Running Injuries In Adolescents

Running injuries in adolescentsRunning is ranked as one of the top 3 activities that adolescents (10-19 year olds) partake in.  There is a lot known about running related injuries in adults, but unfortunately often this research is then applied to running injuries in adolescents. Yet they are very different to adults and need to be treated as a specialist subgroup.

One of the problems is that “maturation” needs to be considered rather than age. You can have two 14 year old’s whose bodies are at two very different points of development – specific questioning will help your professional gauge where they are at in this maturation process - the outcome of this can mean quite different management.

Overuse injuries rank highly in running injuries in adolescents, particularly to the bone and soft tissues (eg tendinopathies) in this age group. Boys and girls can differ slightly. Girls can be more prone to bone stress related injuries – image and weight can put external pressures on girls and increased training loads in an undernutritioned state can cause major issues.

A key issue in this age-group can be growth.  Growth spurts mean bigger, heavier, longer bones. 

The strength in the muscles can take a long time to catch up to the new bone structure. The tendons that attach the muscle to bone take time to adjust to the new forces going through them – in adults this takes time, but in adolescents this time is much greater. Recovery, rest, sleep, good nutrition, careful increases in levels of exercise are so essential.

Single sport involvement has risks – mixing things up is important, it allows kids to develop all round better co-ordination, strength, balance, endurance etc.  Research on strength in runners and its benefits in injury prevention is mixed, but neuromuscular control appears important.  This puts a focus on how the person runs, their technique etc. A careful assessment of how a person runs, their step rate and so on is extremely important.  Running related drills would then also seem to be helpful rather than just strength, although hip and knee strength does have some evidence for helping if indicated on some functional tests.

At Physiologix, we have had a long interest in running related injuries in adolescents (and adults) and working with adolescents as a specialist group.  When you book an appointment, make sure to bring runners with you.
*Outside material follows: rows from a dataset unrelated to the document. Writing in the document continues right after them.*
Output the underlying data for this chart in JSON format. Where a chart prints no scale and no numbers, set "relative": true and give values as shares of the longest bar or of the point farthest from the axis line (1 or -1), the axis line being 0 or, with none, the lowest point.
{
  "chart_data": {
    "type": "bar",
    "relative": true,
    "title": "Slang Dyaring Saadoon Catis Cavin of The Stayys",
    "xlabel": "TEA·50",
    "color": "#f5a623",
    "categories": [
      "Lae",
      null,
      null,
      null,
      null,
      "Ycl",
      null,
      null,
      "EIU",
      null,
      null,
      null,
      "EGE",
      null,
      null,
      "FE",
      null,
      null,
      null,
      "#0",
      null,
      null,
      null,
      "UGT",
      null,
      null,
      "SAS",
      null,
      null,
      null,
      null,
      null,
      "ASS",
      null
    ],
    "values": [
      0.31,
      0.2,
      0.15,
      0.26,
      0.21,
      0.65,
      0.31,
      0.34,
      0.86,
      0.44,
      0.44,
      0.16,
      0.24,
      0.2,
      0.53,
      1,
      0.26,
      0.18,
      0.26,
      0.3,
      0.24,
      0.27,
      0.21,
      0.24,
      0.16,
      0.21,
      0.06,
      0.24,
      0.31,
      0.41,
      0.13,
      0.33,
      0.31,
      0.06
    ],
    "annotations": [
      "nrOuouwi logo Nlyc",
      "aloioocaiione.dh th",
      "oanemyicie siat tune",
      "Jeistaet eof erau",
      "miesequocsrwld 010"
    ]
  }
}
We will look at shoe wear as well as run technique.  Your physio will run over all aspects from how much, how often, recovery, technique changes, to other components you need to integrate –a multi-factor approach is often what is needed not just to ensure recovery this time but prevention long term. 

And one last thing, trying to keep an adolescent this age involved with their sport is essential: it is not only a physical health but also a mental health need, as well as often being an important part of their social network. Beware of stopping this age group totally from their chosen activities!!!